Parole che riflettono, forse in maniera inconsapevole, la perdita di leadership degli Eau dopo decenni di primato a livello regionale, ormai raggiunta - se non superata - dai sauditi in chiave economica e diplomatica sotto la spinta della “Vision 2030”. Secondo il World Investment Report 2024 della Conferenza Onu per il Commercio e lo sviluppo (Unctad), il valore degli Investimenti diretti esteri (Ide) negli Emirati ammonta a 30,688 miliardi di dollari nel 2023, rispetto ai 22,737 miliardi di dollari del 2022. Impressionante l’aumento registrato da Riyadh, che ha superato il target programmato del 16% raggiungendo i 25,6 miliardi di dollari nel 2023, con afflussi superiori del 50% sul 2022. I sauditi intendono aumentare la quota di commercio e investimenti e sono in una posizione forte per attrarre talenti e aziende. Tuttavia, mentre molte multinazionali straniere - tra cui Apple, Google, Microsoft, Siemens e Persico - hanno aperto nuove sedi in Arabia Saudita, altre hanno optato per due sedi separate a Riyadh e ad Abu Dhabi o Dubai. 

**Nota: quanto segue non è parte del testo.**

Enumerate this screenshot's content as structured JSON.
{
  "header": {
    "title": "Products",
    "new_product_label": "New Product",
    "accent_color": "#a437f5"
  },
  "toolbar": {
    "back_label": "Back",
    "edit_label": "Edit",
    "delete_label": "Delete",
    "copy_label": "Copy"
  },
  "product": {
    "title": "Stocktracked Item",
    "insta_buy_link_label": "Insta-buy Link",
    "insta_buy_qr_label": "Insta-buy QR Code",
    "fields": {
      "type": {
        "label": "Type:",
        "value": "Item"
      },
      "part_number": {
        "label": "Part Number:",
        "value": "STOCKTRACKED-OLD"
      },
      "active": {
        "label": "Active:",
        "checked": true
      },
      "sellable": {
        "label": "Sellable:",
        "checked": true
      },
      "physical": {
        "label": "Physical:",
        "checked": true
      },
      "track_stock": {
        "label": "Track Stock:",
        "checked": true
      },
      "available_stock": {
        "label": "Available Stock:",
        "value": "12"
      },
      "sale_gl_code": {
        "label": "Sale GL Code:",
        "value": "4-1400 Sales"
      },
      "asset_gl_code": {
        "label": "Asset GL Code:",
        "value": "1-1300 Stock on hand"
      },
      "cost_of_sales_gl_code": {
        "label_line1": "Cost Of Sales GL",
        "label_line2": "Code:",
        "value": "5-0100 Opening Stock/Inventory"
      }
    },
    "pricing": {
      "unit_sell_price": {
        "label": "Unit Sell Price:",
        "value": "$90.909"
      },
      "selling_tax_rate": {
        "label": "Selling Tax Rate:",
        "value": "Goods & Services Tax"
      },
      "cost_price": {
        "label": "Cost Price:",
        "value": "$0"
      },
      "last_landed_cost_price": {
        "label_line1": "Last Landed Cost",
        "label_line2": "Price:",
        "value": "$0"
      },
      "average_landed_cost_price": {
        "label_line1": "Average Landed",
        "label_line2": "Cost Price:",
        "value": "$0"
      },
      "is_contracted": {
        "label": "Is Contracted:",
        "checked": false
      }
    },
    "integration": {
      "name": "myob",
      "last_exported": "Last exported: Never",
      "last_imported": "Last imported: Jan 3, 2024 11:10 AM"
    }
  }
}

Uno dei riflessi della lotta fra sauditi ed emirati sono le possibili turbolenze interne al Consiglio di cooperazione del Golfo (Ccg), l’organismo più importante interno al mondo arabo già segnato negli ultimi anni dal boicottaggio - poi rientrato - al Qatar. La competizione fra i due Paesi, unita alla contrapposizione personale fra Mbs e Mbz (il presidente degli Emirati Mohammed bin Zayed), ha esacerbato le tensioni. La lotta complica la capacità dell’organismo di adottare politiche unificate su questioni e crisi regionali, riducendone potenzialmente la rilevanza. Tuttavia, analisti ed esperti ritengono che pur muovendosi a velocità diverse, gli Stati del Ccg hanno adottato sforzi comuni per una integrazione sub-regionale, comprese infrastrutture come strade, ferrovie e porti. La maggior parte degli sconvolgimenti del passato sono legati a questioni politiche più che economiche, mentre la cooperazione più del confronto resterà l’opzione preferita per evitare gravi instabilità.